You can have as many locks as you want, but you'll get race conditions unless both the pop and the push are protected by the same mutex as the wait and the notify (and the the lock is not freed between the decision to wait and the actual wait). The standard idiom is:

//  thread #1
// ...
{
    boost::unique_lock<boost::mutex> lock( mutex );
    while ( !cb.pop( d ) )
        cond.wait( mutex );
}
// process d


//  thread #2
// ...
{
    boost::unique_lock<boost::mutex> lock( mutex );
    cb.push( new D(i) );
    cond.notify_one();
}

Trying to loop on the pop in thread #1 is more complicated, at least if you want to free the lock during processing of d. You'd need something like:

boost::unique_lock<boost::mutex> lock( mutex );
while ( cb.pop( d ) ) {
    lock.unlock();
    //  process d
    lock.lock();
}
cond.wait( mutex );

It's more complicated, and I don't see what you'd gain from it. Just use the usual pattern, which is known to work reliably.

FWIW: your code is full of race conditions: for starters: the pop fails in thread 1, there's a context switch, thread 2 does the push and the notify, then back to thread 1, which does the cond.wait. And waits, despite the fact that there's something in the queue.

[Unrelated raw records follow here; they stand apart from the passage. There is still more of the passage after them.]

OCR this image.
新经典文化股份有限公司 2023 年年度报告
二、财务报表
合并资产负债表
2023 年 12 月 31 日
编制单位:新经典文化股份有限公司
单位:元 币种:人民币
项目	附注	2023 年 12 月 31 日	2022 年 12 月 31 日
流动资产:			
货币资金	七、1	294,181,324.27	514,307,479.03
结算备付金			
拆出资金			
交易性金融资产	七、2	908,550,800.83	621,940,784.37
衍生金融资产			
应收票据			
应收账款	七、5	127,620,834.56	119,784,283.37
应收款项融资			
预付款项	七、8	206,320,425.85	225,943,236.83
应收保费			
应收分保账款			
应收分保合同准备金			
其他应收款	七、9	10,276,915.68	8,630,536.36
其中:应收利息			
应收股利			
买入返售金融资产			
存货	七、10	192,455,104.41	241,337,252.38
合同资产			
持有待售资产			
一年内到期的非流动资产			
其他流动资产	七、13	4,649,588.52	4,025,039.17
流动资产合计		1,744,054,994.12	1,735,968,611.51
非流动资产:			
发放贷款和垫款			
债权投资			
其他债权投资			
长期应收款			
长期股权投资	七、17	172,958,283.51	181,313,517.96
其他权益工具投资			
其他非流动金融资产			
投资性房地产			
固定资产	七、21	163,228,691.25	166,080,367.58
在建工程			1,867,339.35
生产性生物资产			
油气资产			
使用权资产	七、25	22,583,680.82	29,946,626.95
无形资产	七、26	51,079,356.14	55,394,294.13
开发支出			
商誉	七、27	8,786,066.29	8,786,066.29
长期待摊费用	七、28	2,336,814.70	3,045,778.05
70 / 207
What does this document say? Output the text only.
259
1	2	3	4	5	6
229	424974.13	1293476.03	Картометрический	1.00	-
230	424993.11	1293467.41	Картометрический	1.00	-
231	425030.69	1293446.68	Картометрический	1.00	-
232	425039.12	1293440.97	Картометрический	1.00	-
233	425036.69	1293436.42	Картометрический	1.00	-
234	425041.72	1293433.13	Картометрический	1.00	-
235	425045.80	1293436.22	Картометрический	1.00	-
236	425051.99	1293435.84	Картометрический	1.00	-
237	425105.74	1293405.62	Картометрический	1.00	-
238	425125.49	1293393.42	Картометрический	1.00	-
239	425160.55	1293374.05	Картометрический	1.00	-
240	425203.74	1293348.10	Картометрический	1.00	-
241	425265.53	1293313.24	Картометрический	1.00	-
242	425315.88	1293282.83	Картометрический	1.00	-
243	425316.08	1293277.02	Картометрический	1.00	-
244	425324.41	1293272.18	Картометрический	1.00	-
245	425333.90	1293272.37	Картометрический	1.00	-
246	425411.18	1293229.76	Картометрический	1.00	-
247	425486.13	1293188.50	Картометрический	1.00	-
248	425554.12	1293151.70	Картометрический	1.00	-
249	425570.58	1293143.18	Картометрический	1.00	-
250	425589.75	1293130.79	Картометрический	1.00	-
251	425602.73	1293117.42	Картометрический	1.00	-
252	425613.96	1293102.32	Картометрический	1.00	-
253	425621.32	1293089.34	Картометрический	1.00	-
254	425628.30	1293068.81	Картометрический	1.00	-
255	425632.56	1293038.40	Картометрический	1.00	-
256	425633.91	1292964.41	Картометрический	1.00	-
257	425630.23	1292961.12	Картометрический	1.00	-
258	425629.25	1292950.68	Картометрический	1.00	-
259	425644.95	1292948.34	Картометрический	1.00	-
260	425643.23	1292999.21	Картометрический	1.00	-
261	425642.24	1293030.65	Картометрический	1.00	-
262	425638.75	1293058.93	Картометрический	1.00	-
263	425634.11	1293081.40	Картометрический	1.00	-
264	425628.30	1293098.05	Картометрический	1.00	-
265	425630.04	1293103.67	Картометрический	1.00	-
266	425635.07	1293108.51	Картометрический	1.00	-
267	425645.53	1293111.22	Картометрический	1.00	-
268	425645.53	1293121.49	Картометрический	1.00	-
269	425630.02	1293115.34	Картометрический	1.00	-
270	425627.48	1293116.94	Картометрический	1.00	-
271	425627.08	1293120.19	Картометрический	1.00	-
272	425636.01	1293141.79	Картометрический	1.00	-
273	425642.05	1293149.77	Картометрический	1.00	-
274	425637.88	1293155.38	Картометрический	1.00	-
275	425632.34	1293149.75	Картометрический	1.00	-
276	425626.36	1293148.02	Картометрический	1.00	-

I might add that there is almost never any justification for types like circular buffers to manage their own mutex locking. The granularity is too low. The exception is if the pop instruction actually waits until something is there, i.e. (based on std::deque):

T* CircularBuffer::push( std::auto_ptr<T> in )
{
    boost::unique_lock<boost::mutex> l( myMutex );
    myQueue.push_back( in.get() );
    in.release();  // Only after the push_back has succeeded!
    myCondition.notify_all();
}

std::auto_ptr<T> CircularBuffer::pop()
{
    boost::unique_lock<boost::mutex> l( myMutex );
    while ( myQueue.empty() ) {
        myCondition.wait();
    }
    std::auto_ptr<T> result( myQueue.front() );
    myQueue.pop_front();
    return result;
}

(Note the use of auto_ptr in the interface. Once the provider has passed the object into the queue, it no longer has a right to access it.)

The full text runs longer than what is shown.